In the handler of the in port you recognize the core of this graphstage. It is a try and catch block wrapped around the application of the into MapWithExceptionSink.map() passed function. The sole parameter is the stream element received from upstream. If the function call f.apply() succeeds we send the result to the "normal" downstream (out), else the original element gets sent to the exception queue (exceptionOut).
out is assigned an "onPull" handler which pulls in if exceptionOut is available and vice versa for exceptionOut. This reciprocal check of the out-ports state before pulling assures that only when both out-ports are available will in be pulled again. This argument holds due to the state transition of an out-port as depicted in the following state diagram from the akka docs. Namely, a port which is pulled by the connected downstream is available, hence, in the βonPullβ handler of the port in question we only need to check whether the other port is available as well.
Making sure that upstream is only asked for the next element when both out-ports are available is crucial to avoid that elements are pushed downstream before the downstream operator is available. If you do not get this right you will encounter exceptions from the graph stage such as java.lang.IllegalArgumentException: requirement failed: Cannot push port (out) twice
. It would break the backpressure mechanism inherent in akka-streams.

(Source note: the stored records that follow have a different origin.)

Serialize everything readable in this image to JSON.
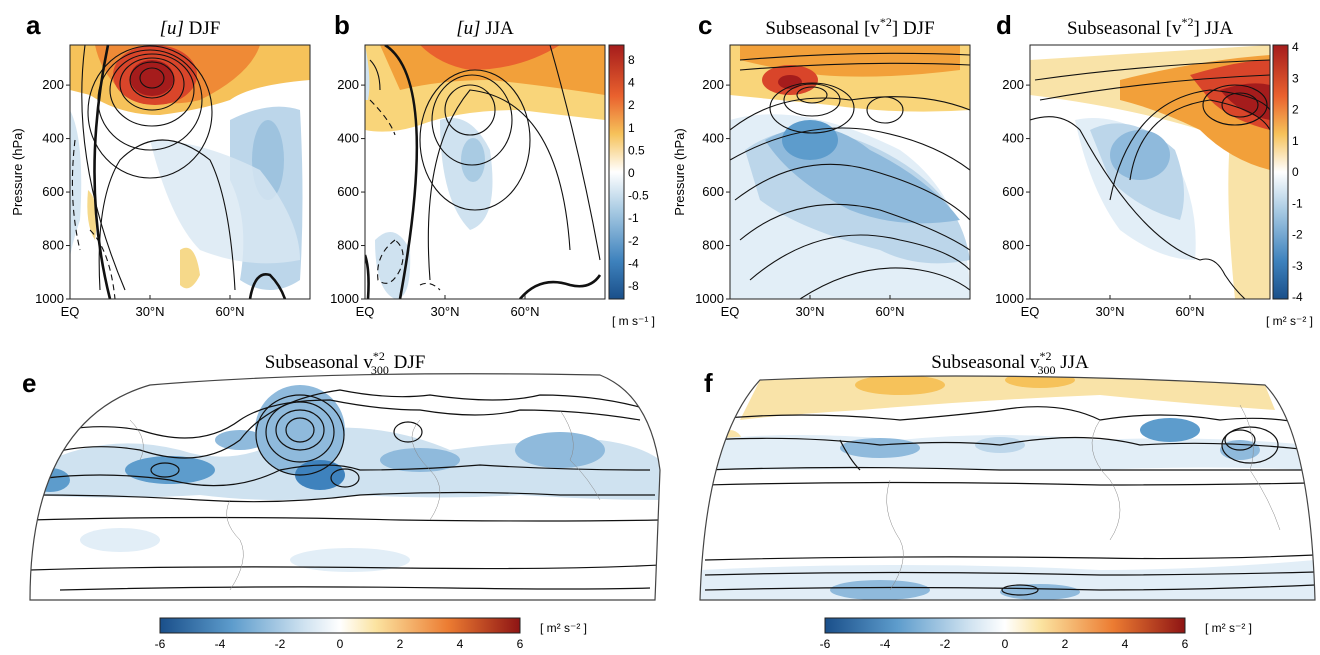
{
  "chart_data": [
    {
      "panel": "a",
      "type": "heatmap",
      "title": "[u] DJF",
      "ylabel": "Pressure (hPa)",
      "x_ticks": [
        "EQ",
        "30°N",
        "60°N"
      ],
      "y_ticks": [
        "200",
        "400",
        "600",
        "800",
        "1000"
      ],
      "ylim": [
        1000,
        50
      ],
      "xlim": [
        0,
        90
      ]
    },
    {
      "panel": "b",
      "type": "heatmap",
      "title": "[u] JJA",
      "x_ticks": [
        "EQ",
        "30°N",
        "60°N"
      ],
      "y_ticks": [
        "200",
        "400",
        "600",
        "800",
        "1000"
      ],
      "ylim": [
        1000,
        50
      ],
      "xlim": [
        0,
        90
      ],
      "colorbar": {
        "ticks": [
          "8",
          "4",
          "2",
          "1",
          "0.5",
          "0",
          "-0.5",
          "-1",
          "-2",
          "-4",
          "-8"
        ],
        "unit": "[ m s⁻¹ ]"
      }
    },
    {
      "panel": "c",
      "type": "heatmap",
      "title": "Subseasonal [v*2] DJF",
      "ylabel": "Pressure (hPa)",
      "x_ticks": [
        "EQ",
        "30°N",
        "60°N"
      ],
      "y_ticks": [
        "200",
        "400",
        "600",
        "800",
        "1000"
      ],
      "ylim": [
        1000,
        50
      ],
      "xlim": [
        0,
        90
      ]
    },
    {
      "panel": "d",
      "type": "heatmap",
      "title": "Subseasonal [v*2] JJA",
      "x_ticks": [
        "EQ",
        "30°N",
        "60°N"
      ],
      "y_ticks": [
        "200",
        "400",
        "600",
        "800",
        "1000"
      ],
      "ylim": [
        1000,
        50
      ],
      "xlim": [
        0,
        90
      ],
      "colorbar": {
        "ticks": [
          "4",
          "3",
          "2",
          "1",
          "0",
          "-1",
          "-2",
          "-3",
          "-4"
        ],
        "unit": "[ m² s⁻² ]"
      }
    },
    {
      "panel": "e",
      "type": "heatmap",
      "title": "Subseasonal v*2 300 DJF",
      "colorbar": {
        "ticks": [
          "-6",
          "-4",
          "-2",
          "0",
          "2",
          "4",
          "6"
        ],
        "unit": "[ m² s⁻² ]"
      }
    },
    {
      "panel": "f",
      "type": "heatmap",
      "title": "Subseasonal v*2 300 JJA",
      "colorbar": {
        "ticks": [
          "-6",
          "-4",
          "-2",
          "0",
          "2",
          "4",
          "6"
        ],
        "unit": "[ m² s⁻² ]"
      }
    }
  ],
  "labels": {
    "a": "a",
    "b": "b",
    "c": "c",
    "d": "d",
    "e": "e",
    "f": "f",
    "title_a_pre": "[u]",
    "title_a_post": " DJF",
    "title_b_pre": "[u]",
    "title_b_post": " JJA",
    "title_c_pre": "Subseasonal [v",
    "title_c_sup": "*2",
    "title_c_post": "] DJF",
    "title_d_pre": "Subseasonal [v",
    "title_d_sup": "*2",
    "title_d_post": "] JJA",
    "title_e_pre": "Subseasonal v",
    "title_e_sup": "*2",
    "title_e_sub": "300",
    "title_e_post": " DJF",
    "title_f_pre": "Subseasonal v",
    "title_f_sup": "*2",
    "title_f_sub": "300",
    "title_f_post": " JJA",
    "ylabel": "Pressure (hPa)",
    "unit_ms": "[ m s⁻¹ ]",
    "unit_m2s2": "[ m² s⁻² ]"
  },
  "colors": {
    "deep_blue": "#1f5fa0",
    "mid_blue": "#7fb0d6",
    "light_blue": "#cfe2f0",
    "pale_yellow": "#fbe9b0",
    "orange": "#f2a03a",
    "red": "#c0281e",
    "dark_red": "#8e1414"
  }
}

In short, this custom graphstage allows you to capture elements which cause specific function calls to fail and output them in a designated sink. For all other exceptions which are thrown outside of the function in question we can still apply the normal recovery mechanisms provided by akka-streams.
You can find the full code with some basic unit tests at https://github.com/florin-akermann/exception-sink
P.S: The exceptionOut port should probably receive the failing element as well as the exception. This can be achieved by defining the port exceptionOut as Outlet<Pair<O1, Throwable>>
A word of caution
The creator of akka-stream specifically warn about the many pitfalls when creating and using custom graph stages.